What you finally gave up. We want the spring to come and the winter to pass. We want whoever to call or not call, a letter, a kiss–we want more and more and then more of it.
But there are moments, walking, when I catch a glimpse of myself in the window glass, say, the window of the corner video store, and I’m gripped by a cherishing so deep
for my own blowing hair, chapped face, and unbuttoned coat that I’m speechless: I am living. I remember you.
I read this poem yesterday, and I haven’t been able to stop thinking about it.
I don’t know if a poem has ever explained so well the contradiction between “that yearning”–that part of you that wants and wants and wants–and reality. That yearning is always there: “We want the spring to come and the winter to pass. We want / whoever to call or not call, a letter, a kiss–we want more and more and then more of it.” I don’t think that part of you ever dies, because it’s what propels you forward. But that’s not “what the living do.” What the living do is leave crusty dishes and forget or refuse to call the plumber, drop a bag of groceries on the street and watch the bag break, spill coffee down their sleeves. What the living do is live imperfect lives, each day.
“This is what the living do.”
The speaker addresses this poem to Johnny, who did the opposite.

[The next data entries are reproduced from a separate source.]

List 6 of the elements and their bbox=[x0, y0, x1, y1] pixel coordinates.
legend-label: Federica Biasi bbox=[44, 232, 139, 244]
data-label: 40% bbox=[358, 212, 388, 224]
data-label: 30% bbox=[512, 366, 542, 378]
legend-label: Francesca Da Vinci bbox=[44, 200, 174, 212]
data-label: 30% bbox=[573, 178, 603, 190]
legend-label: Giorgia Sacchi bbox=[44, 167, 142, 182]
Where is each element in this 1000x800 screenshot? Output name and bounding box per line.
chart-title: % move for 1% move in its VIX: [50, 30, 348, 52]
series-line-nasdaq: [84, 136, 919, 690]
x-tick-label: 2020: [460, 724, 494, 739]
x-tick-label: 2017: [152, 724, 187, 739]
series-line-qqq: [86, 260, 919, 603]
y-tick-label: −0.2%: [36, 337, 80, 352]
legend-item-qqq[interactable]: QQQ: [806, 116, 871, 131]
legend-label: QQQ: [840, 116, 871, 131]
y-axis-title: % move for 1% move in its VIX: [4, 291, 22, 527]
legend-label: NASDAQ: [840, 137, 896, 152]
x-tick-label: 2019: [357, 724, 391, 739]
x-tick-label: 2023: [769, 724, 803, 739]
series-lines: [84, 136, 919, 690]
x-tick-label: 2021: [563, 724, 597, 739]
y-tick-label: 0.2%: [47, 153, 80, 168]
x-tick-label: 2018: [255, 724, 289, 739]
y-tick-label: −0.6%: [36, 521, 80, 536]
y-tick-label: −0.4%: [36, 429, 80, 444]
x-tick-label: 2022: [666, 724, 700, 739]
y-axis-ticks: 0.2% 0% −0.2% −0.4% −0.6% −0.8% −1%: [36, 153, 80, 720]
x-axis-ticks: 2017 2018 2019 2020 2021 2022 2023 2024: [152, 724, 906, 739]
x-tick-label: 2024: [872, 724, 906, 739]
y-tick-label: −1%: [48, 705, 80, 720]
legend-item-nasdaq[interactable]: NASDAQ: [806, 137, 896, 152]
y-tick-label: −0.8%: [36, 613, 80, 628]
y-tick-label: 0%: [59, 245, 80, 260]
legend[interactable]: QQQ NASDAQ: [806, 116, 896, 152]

He stopped parking the car and slamming the car door shut in the cold; he stopped living. The speaker says this is “What you finally gave up.” He gave up all of the small, meaningless tasks we have to do every day.
But he also gave up on the small moments of clarity we sometimes have. The speaker says: “But there are moments, walking, when I catch a glimpse of myself in the window glass, / say, the window of the corner video store, and I’m gripped by a cherishing so deep / for my own blowing hair, chapped face, and unbuttoned coat that I’m speechless: / I am living. I remember you.”
The speaker continues on despite her hurt and loss and longing, and she finds “a cherishing so deep” for the reality of her chapped life. Because, “This is it.” This is life. What the living must do is what the speaker finally does: she finds a way to appreciate her life. She doesn’t give up.